Following this research, singer-songwriter Jamie Cullum has pledged to give away his piano to a worthy cause

Violinist Alexander Winkler

New research from Yamaha has revealed that 75% of Brits have turned to a musical instrument to help them beat the lockdown blues.

The study of 2000 British adults, commissioned by Yamaha, found that playing an instrument had helped them psychologically cope with restrictions on movement and social gatherings as a result of COVID lockdown measures.

Of those surveyed, 86% said that playing a musical instrument had a positive impact on their mental health.

The statistics also show almost a third of Brits (32%) have picked up a new instrument since lockdown began in March. 

More generally the statistics showed that Wrexham in north Wales, is the most musical town in the country, with 38% saying they already played an instrument. Wales’ capital Cardiff had the second largest number of people stating they could play a musical instrument. 

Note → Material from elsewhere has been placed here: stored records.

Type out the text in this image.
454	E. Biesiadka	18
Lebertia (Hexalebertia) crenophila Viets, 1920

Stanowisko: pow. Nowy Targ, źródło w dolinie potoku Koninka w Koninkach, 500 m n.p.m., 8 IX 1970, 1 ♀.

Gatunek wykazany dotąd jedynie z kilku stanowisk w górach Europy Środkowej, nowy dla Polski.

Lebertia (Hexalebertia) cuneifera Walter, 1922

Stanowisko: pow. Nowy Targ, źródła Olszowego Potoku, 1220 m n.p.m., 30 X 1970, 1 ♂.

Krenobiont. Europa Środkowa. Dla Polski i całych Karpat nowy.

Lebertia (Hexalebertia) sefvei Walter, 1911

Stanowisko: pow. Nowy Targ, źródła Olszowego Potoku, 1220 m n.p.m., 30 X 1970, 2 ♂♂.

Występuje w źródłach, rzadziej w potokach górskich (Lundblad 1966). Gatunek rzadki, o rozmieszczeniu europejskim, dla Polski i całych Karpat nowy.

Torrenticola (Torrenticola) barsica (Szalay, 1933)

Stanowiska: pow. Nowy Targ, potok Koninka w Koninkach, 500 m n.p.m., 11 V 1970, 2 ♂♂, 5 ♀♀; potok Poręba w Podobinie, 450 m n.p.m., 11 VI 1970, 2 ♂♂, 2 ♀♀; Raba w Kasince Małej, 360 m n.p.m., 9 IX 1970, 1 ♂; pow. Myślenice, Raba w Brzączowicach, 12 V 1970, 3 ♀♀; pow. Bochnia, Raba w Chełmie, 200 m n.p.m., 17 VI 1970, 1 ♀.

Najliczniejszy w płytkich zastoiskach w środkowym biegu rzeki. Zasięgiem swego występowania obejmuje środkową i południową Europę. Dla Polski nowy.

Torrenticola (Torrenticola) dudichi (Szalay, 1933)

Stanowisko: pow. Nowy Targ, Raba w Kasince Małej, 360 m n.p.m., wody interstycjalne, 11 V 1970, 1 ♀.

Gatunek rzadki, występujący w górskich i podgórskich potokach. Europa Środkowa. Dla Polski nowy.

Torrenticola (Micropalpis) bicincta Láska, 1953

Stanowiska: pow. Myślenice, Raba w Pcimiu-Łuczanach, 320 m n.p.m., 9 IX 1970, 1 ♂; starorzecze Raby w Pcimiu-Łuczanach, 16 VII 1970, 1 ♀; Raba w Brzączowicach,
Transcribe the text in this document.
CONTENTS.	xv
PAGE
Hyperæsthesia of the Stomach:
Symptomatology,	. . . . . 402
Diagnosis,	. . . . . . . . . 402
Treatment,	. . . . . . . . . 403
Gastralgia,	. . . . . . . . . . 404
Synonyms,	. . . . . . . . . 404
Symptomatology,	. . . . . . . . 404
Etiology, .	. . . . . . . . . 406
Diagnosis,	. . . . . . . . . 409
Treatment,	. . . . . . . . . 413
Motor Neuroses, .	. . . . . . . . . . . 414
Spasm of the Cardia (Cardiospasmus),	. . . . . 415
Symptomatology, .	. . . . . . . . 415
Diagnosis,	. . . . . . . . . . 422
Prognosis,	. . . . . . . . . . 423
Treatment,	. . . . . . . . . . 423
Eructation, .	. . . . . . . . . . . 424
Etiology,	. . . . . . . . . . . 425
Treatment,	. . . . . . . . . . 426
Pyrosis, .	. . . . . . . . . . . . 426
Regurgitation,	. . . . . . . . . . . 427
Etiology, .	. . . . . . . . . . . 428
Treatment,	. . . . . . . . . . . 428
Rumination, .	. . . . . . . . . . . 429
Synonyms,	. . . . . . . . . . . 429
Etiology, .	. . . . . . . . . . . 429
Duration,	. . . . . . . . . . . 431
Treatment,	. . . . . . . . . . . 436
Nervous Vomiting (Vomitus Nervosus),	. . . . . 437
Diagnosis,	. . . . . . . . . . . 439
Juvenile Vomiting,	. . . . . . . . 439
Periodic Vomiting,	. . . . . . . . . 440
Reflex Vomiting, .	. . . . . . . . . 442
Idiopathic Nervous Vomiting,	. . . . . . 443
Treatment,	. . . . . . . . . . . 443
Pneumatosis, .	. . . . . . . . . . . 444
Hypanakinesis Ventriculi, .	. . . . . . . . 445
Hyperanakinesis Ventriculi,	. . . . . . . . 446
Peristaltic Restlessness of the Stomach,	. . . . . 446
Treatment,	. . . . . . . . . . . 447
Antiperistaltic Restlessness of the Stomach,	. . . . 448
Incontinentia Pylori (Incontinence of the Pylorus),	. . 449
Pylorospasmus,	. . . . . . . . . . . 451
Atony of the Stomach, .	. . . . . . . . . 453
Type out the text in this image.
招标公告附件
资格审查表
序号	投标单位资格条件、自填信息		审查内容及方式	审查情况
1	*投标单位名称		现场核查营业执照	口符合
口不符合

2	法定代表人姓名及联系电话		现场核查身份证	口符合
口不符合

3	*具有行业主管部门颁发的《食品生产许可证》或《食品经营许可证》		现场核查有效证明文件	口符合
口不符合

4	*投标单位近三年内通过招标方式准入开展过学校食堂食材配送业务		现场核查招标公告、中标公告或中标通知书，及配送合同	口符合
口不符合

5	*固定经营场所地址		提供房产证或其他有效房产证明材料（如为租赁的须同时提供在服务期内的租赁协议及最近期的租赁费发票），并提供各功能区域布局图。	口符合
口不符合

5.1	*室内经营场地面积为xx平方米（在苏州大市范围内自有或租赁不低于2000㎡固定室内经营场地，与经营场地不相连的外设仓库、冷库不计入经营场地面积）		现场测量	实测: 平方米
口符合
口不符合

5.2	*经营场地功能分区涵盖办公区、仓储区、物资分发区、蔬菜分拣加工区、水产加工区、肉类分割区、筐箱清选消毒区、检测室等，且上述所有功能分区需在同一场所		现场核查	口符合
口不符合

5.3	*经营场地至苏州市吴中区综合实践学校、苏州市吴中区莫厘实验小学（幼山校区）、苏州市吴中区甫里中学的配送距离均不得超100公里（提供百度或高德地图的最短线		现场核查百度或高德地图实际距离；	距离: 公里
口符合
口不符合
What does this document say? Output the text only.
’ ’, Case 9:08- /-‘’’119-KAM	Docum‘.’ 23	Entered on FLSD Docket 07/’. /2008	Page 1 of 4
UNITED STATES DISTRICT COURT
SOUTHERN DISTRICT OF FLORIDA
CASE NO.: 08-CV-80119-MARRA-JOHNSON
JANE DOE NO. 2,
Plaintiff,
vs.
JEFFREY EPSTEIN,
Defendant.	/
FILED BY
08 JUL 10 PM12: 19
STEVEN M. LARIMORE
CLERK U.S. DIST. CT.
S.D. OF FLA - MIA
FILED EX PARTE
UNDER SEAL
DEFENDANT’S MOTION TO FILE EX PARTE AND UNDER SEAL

On the other end of the scale, only 12% of the people of Portsmouth say they were able to play an instrument.

Read: Study finds childhood musical training enhances cognitive brain function

Following this research, the jazz singer-songwriter Jamie Cullum has pledged to give away his £65,000 Yamaha S6 Grand Piano to a worthy cause as part of a nationwide competition. Entrants should write and record an original song telling the story of how their nominated good cause would benefit from winning the piano. This could be a school, a community organisation or charity, essentially, any group that does great work in inspiring and making a great contribution to their local community.

The song will need to be uploaded via Yamaha’s website by 20 November 2020.